Okuyalım: “Söz konusu telgrafnamenin içeriği ile ilgili en ayrıntılı bilgiyi şu ana kadar sadece iki kaynak zikretmiştir. Bunlardan birincisine göre, Sait Molla’nın telgrafında “Der Saadete’te İngiliz Muhibleri Cemiyeti teşekkül ettiği ve her tarafta bu cemiyete iştirak ile İngiltere müzaheretinin (Yardımcı olmak, destekte bulunmak) talep edilmesi lüzumu” bildirilmekte idi.” (Türk Parlamento Tarihi, s41-42)
İkinci bir kaynağa göre ise “23 Mayıs’ta İstanbul’ da Sait Molla imzası ile belediye reislerine gelen telgrafta İstanbul’da İngiliz Muhipleri Cemiyeti teessüs ettiğini ve vilâyatta dahi bu yegâne selâmet ve necabet yoluna salik olduklarını ve İngiliz muhabbet ve taraftarlığı hususundaki hissiyât-ı fevkalade-i umûmiyelerini ve İngiliz müzaheretini talep ettiklerini bilâ-istisna tekmil mümessillere ve hükümete ve gazetelere derhal telgrafla iş’ar edilmesi talep olunuyordu.” (Kazım Karabekir, İstiklal Harbimiz, s33-34) Başbakanlık Osmanlı Arşivi’nde bulunan belgelere göre ise, Sait Molla’nın telgrafı üzerine Kütahya’dan, Silifke’den, Sivas’tan, Bursa’dan ve İzmit’ten Dahiliye Nezareti’ne telgraflar gelmiş ve duruma açıklık getirilmesini istemişler.
Said Molla’nın telgrafı ve 13 Ağustos 1919 tarihli İstanbul gazetesindeki yazısının başlığı: “İngiliz Taraftarıyım!”
Bu telgraflardan özellikle Bursa ve Kütahya’dan çekilen telgraflar Sait Molla’nın telgrafının içeriği hakkında ayrıntılı bilgiler verir. Bursa’dan 24 Mayıs 1919 (Sait Molla’nın telgrafının ertesi günü) tarihinde ve “Vali Vekili Şefik” imzasıyla Dahiliye Nezareti’ne çekilen telgrafnameye göre “Bu kere Dersaadet’te teşekkül eden İngiliz Muhipler Cemiyeti müessislerinden Said Molla Bey tarafından Belediye Riyaseti’ne çekilen telgrafta vatanımızın imkân-ı istihlâsını te’min için vilayet ahâlisinin hemen cemiyet-i mezkûreye iştirak eylediklerini ve İngiliz muhabbet ve taraftarlığı hususundaki hissiyât-ı fevkalade-i umumiyeleriyle İngiliz müzahereti talep ettiklerini bila-istisna tekmil mümesillere ve hükümet ve gazetelere derhal telgrafla iş’ar eylemeleri muktezi idüğü (…) “bildirilmiş!

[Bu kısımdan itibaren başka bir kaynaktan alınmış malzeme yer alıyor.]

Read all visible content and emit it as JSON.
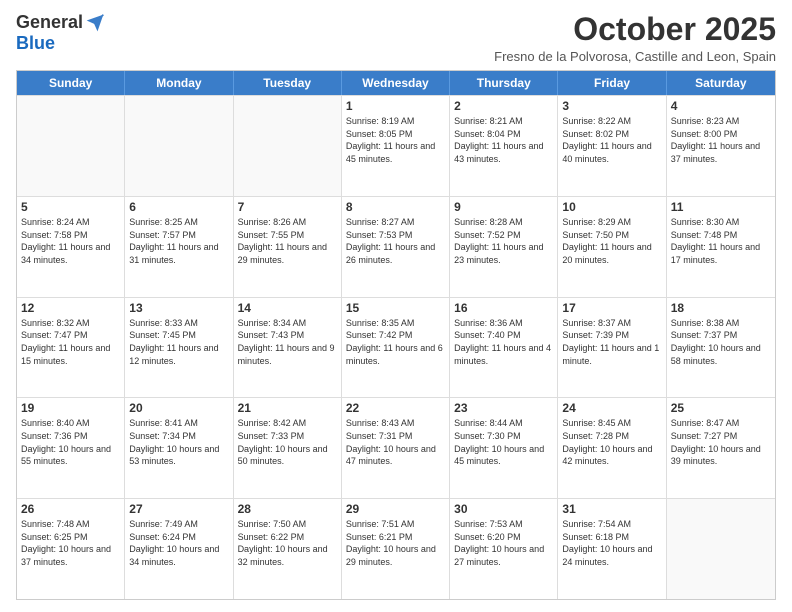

Bak bak bak! Hadsizliğe bak!
Dahası var; Kütahya’dan 25 Mayıs 1919 (Sait Molia’nın telgrafından 2 gün sonra) tarihinde “Mutasarrıf Fevzi” imzasıyla Dahiliye Nezareti’ne gönderilen telgrafnameye göre ise “Said Molla imzasıyla belediye riyasetine çekilen telgrafnamede vatanın imkân-ı istihlâsını İngiliz müzaheretinde gören heyet İngiliz Muhibleri Cemiyeti’ni teşkil ettiklerinden vilâyattaki ahâlinin de bu cemiyete iştirak eylediklerini ve İngiliz muhabbet ve taraftarlığı hakkındaki hissiyât-ı umumiyelerini ve İngiliz müzaheretini talep ettiklerini bilâ-istisna tekmil mümessillere ve hükümete ve gazetelere telgrafla iş’ar eylemeleri lüzumu bildirilmektedir.” (BOA, DH.KMS, 1331.S.26)
Peki kimdir bu Said Molla?
Aslında tarihe aşina olanlar için çok yabancı biri değildir bu Said Molla.
Alman şarkiyatçı tarihçi Gotthard Jaeschke, “Sultanın İngiliz dostluğuna kur yapmak için kullandığı baş şahıs Sait Molla idi.” Diyor.
Anadolu Kazaskeri Mustafa Neşet Molla’nın oğlu, II. Abdülhamit devri şeyhülislamı Cemalettin Efendi’nin yeğeni olarak 1880 yılında doğdu.
Daha 12 yaşında saray ve ilim adamlarına verilen “Tarik Maaşı”nı almaya başladı. Sonra önü açıldıkça açıldı. Özellikle fetva ve kadılık alanında ilerledi. Fetva kalem müdürlüğü yaptı, yüksek mahkemelerde azalık yaptı ve nihayetinde Mahşer isimli bir gazete çıkardı. 1910 yılında Divan-ı Harb-i Örfi’de yargılandı ve başka hocalar meydanlarda ardı ardına ipe asılırken 2 ay ceza aldı. Ceza olmadığını herkes biliyordu çünkü 2 yıl sonra Kazasker Müşaviri oldu, hemen sonra da avukatlık belgesi aldı. Esas aktif olarak 1918 yılında çıkardığı Yeni İstanbul gazetesini çıkarmasıyla başlamış oldu.
Tam bir İngiliz ajanı!
1922’deki Büyük Taarruz sonrasında durum vahametini kavradı ve İngiliz elçiliğine sığındı. Kendisine İngiliz generali Harrington tarafından İngiliz pasaportu verildi. Ardından sürgün hayatı, Romanya, Fransa, İtalya, Mısır, Kıbrıs ve en nihayetinde Yunanistan. Birkaç yıl sonra da (1930) Atina’daki mülteciler hastanesinde öldü.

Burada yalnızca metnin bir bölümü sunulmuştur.